When asked about milCloud 2.0 delivering a similar services as she described, Woods said, without discussing specific program names, that there are requirements for on-premise cloud hosted in DoD data centers, as well as in the commercial cloud environment.

“It’s not a binary choice. It’s really important that these things are interoperable and thought about as an ecosystem of capabilities along with the traditional data center footprint,” she said. “All of these programs bring different capabilities to the table, and part of the HACC’s job is to help enable them to work better together. So from a mission owner’s standpoint, they see unified hosting and compute because we are doing the work behind the scenes to help make these capabilities stitch together.”

milCloud popular among services

But this makes the case for letting milCloud 2.0 expire less than 100% clear.

The platform seemed to be popular among military customers. As of March, MilCloud 2.0 included 4,500 workloads from 89 different defense mission partners.
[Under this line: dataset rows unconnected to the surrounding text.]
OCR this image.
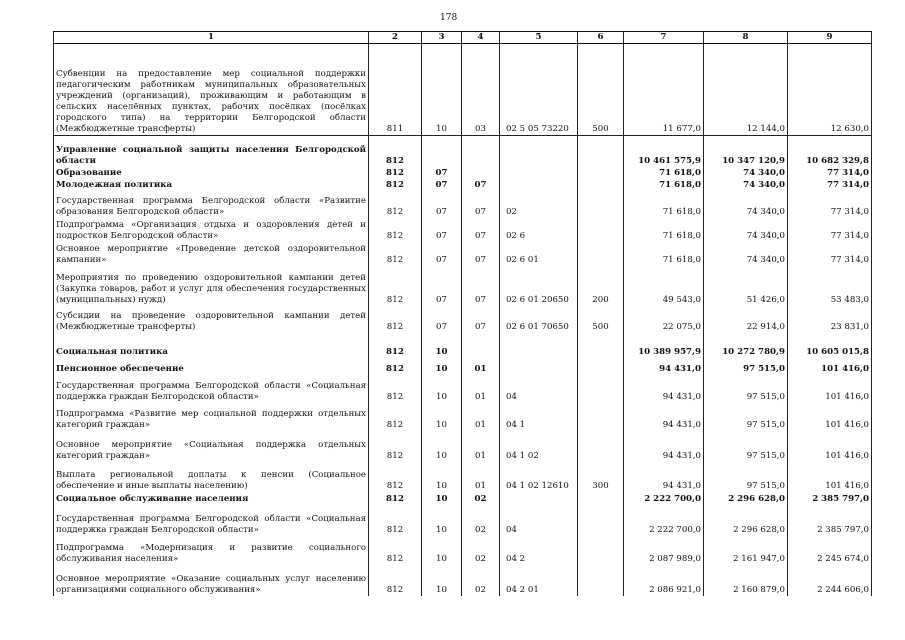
178
1	2	3	4	5	6	7	8	9
Субвенции на предоставление мер социальной поддержки педагогическим работникам муниципальных образовательных учреждений (организаций), проживающим и работающим в сельских населённых пунктах, рабочих посёлках (посёлках городского типа) на территории Белгородской области (Межбюджетные трансферты)	811	10	03	02 5 05 73220	500	11 677,0	12 144,0	12 630,0
Управление социальной защиты населения Белгородской области	812					10 461 575,9	10 347 120,9	10 682 329,8
Образование	812	07				71 618,0	74 340,0	77 314,0
Молодежная политика	812	07	07			71 618,0	74 340,0	77 314,0
Государственная программа Белгородской области «Развитие образования Белгородской области»	812	07	07	02		71 618,0	74 340,0	77 314,0
Подпрограмма «Организация отдыха и оздоровления детей и подростков Белгородской области»	812	07	07	02 6		71 618,0	74 340,0	77 314,0
Основное мероприятие «Проведение детской оздоровительной кампании»	812	07	07	02 6 01		71 618,0	74 340,0	77 314,0
Мероприятия по проведению оздоровительной кампании детей (Закупка товаров, работ и услуг для обеспечения государственных (муниципальных) нужд)	812	07	07	02 6 01 20650	200	49 543,0	51 426,0	53 483,0
Субсидии на проведение оздоровительной кампании детей (Межбюджетные трансферты)	812	07	07	02 6 01 70650	500	22 075,0	22 914,0	23 831,0
Социальная политика	812	10				10 389 957,9	10 272 780,9	10 605 015,8
Пенсионное обеспечение	812	10	01			94 431,0	97 515,0	101 416,0
Государственная программа Белгородской области «Социальная поддержка граждан Белгородской области»	812	10	01	04		94 431,0	97 515,0	101 416,0
Подпрограмма «Развитие мер социальной поддержки отдельных категорий граждан»	812	10	01	04 1		94 431,0	97 515,0	101 416,0
Основное мероприятие «Социальная поддержка отдельных категорий граждан»	812	10	01	04 1 02		94 431,0	97 515,0	101 416,0
Выплата региональной доплаты к пенсии (Социальное обеспечение и иные выплаты населению)	812	10	01	04 1 02 12610	300	94 431,0	97 515,0	101 416,0
Социальное обслуживание населения	812	10	02			2 222 700,0	2 296 628,0	2 385 797,0
Государственная программа Белгородской области «Социальная поддержка граждан Белгородской области»	812	10	02	04		2 222 700,0	2 296 628,0	2 385 797,0
Подпрограмма «Модернизация и развитие социального обслуживания населения»	812	10	02	04 2		2 087 989,0	2 161 947,0	2 245 674,0
Основное мероприятие «Оказание социальных услуг населению организациями социального обслуживания»	812	10	02	04 2 01		2 086 921,0	2 160 879,0	2 244 606,0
It was on the cusp of achieving impact level 6 for security, meaning the services and defense agencies could run secret workloads on the cloud instance. MilCloud 2.0 offered access to Amazon Web Services and GDIT was hopeful to add Microsoft Azure cloud offerings in the future.
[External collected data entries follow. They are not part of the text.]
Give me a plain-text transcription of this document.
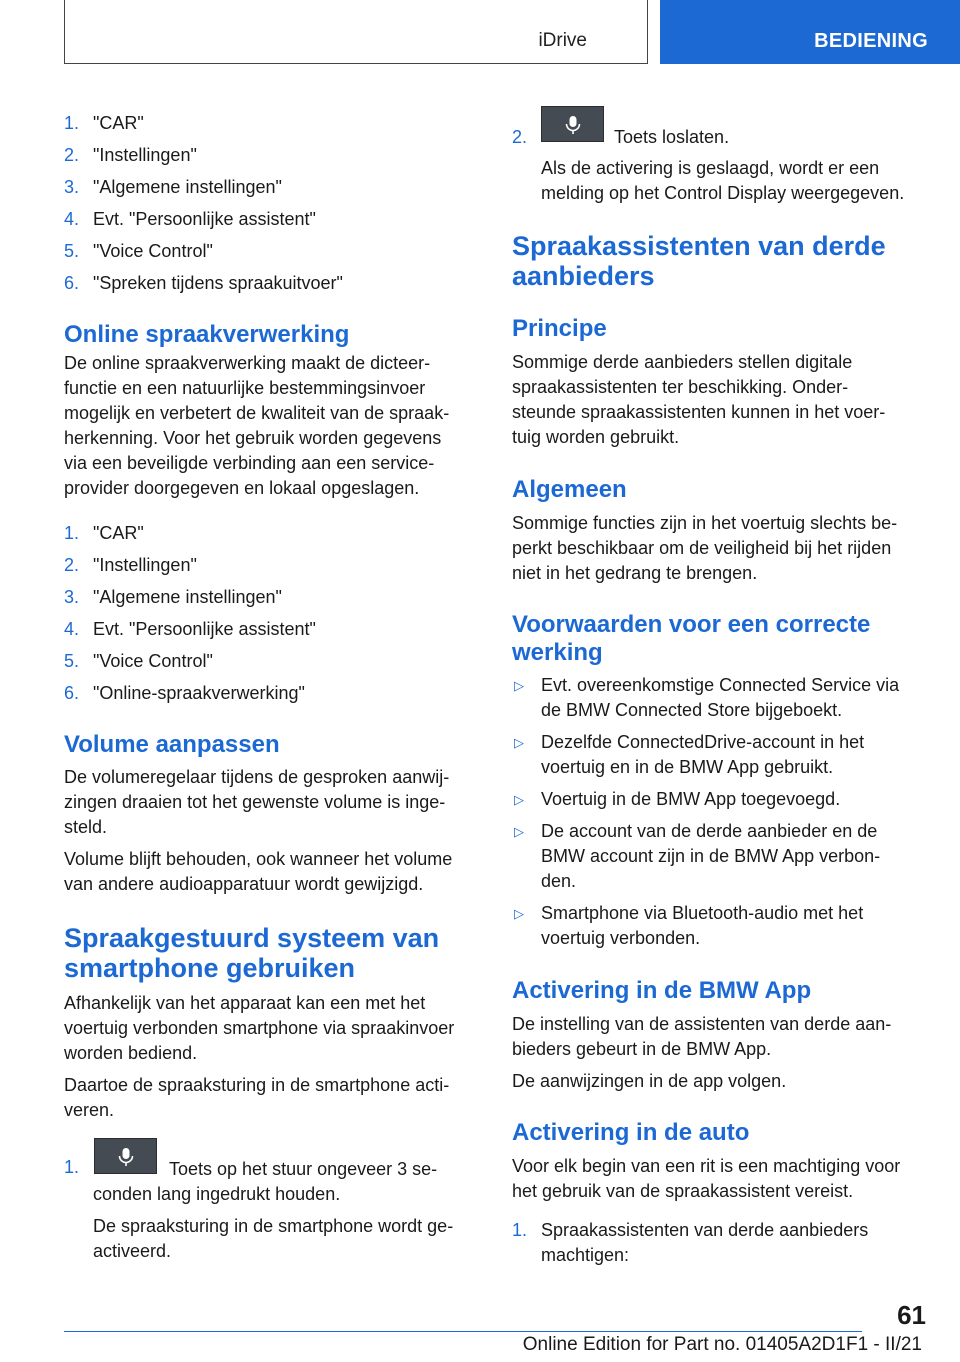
iDrive	BEDIENING
1. "CAR"
2. "Instellingen"
3. "Algemene instellingen"
4. Evt. "Persoonlijke assistent"
5. "Voice Control"
6. "Spreken tijdens spraakuitvoer"
Online spraakverwerking
De online spraakverwerking maakt de dicteer-
functie en een natuurlijke bestemmingsinvoer
mogelijk en verbetert de kwaliteit van de spraak-
herkenning. Voor het gebruik worden gegevens
via een beveiligde verbinding aan een service-
provider doorgegeven en lokaal opgeslagen.
1. "CAR"
2. "Instellingen"
3. "Algemene instellingen"
4. Evt. "Persoonlijke assistent"
5. "Voice Control"
6. "Online-spraakverwerking"
Volume aanpassen
De volumeregelaar tijdens de gesproken aanwij-
zingen draaien tot het gewenste volume is inge-
steld.
Volume blijft behouden, ook wanneer het volume
van andere audioapparatuur wordt gewijzigd.
Spraakgestuurd systeem van
smartphone gebruiken
Afhankelijk van het apparaat kan een met het
voertuig verbonden smartphone via spraakinvoer
worden bediend.
Daartoe de spraaksturing in de smartphone acti-
veren.
1.	Toets op het stuur ongeveer 3 se-
conden lang ingedrukt houden.
De spraaksturing in de smartphone wordt ge-
activeerd.
2.	Toets loslaten.
Als de activering is geslaagd, wordt er een
melding op het Control Display weergegeven.
Spraakassistenten van derde
aanbieders
Principe
Sommige derde aanbieders stellen digitale
spraakassistenten ter beschikking. Onder-
steunde spraakassistenten kunnen in het voer-
tuig worden gebruikt.
Algemeen
Sommige functies zijn in het voertuig slechts be-
perkt beschikbaar om de veiligheid bij het rijden
niet in het gedrang te brengen.
Voorwaarden voor een correcte
werking
▷ Evt. overeenkomstige Connected Service via
de BMW Connected Store bijgeboekt.
▷ Dezelfde ConnectedDrive-account in het
voertuig en in de BMW App gebruikt.
▷ Voertuig in de BMW App toegevoegd.
▷ De account van de derde aanbieder en de
BMW account zijn in de BMW App verbon-
den.
▷ Smartphone via Bluetooth-audio met het
voertuig verbonden.
Activering in de BMW App
De instelling van de assistenten van derde aan-
bieders gebeurt in de BMW App.
De aanwijzingen in de app volgen.
Activering in de auto
Voor elk begin van een rit is een machtiging voor
het gebruik van de spraakassistent vereist.
1. Spraakassistenten van derde aanbieders
machtigen:
61
Online Edition for Part no. 01405A2D1F1 - II/21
GDIT said in the past that users of milCloud 2.0 could move workloads to the cloud in a matter of days or weeks, versus months, and pay for it with a transfer of funds.

Not everyone was surprised by DISA’s decision. John Weiler, executive director of the IT-Acquisition Advisory Council (IT-AAC), said the decision to let milCloud 2.0 expire is part of a bigger change going on across DISA.

“MilCloud needed to migrate to an on-premise cloud services provider versus selling cloudy parts,” Weiler said. “DISA Director Lt. Gen. [Robert] Skinner is making the right move to sunset milCloud and become more agile in embracing commercial innovations. Clearly it did not pass his new ‘murder board’ review.”

Skinner said at the DISA Forecast to Industry event in October that the agency has too many tools and too much duplication, and the goal is to optimize what it has at minimal cost.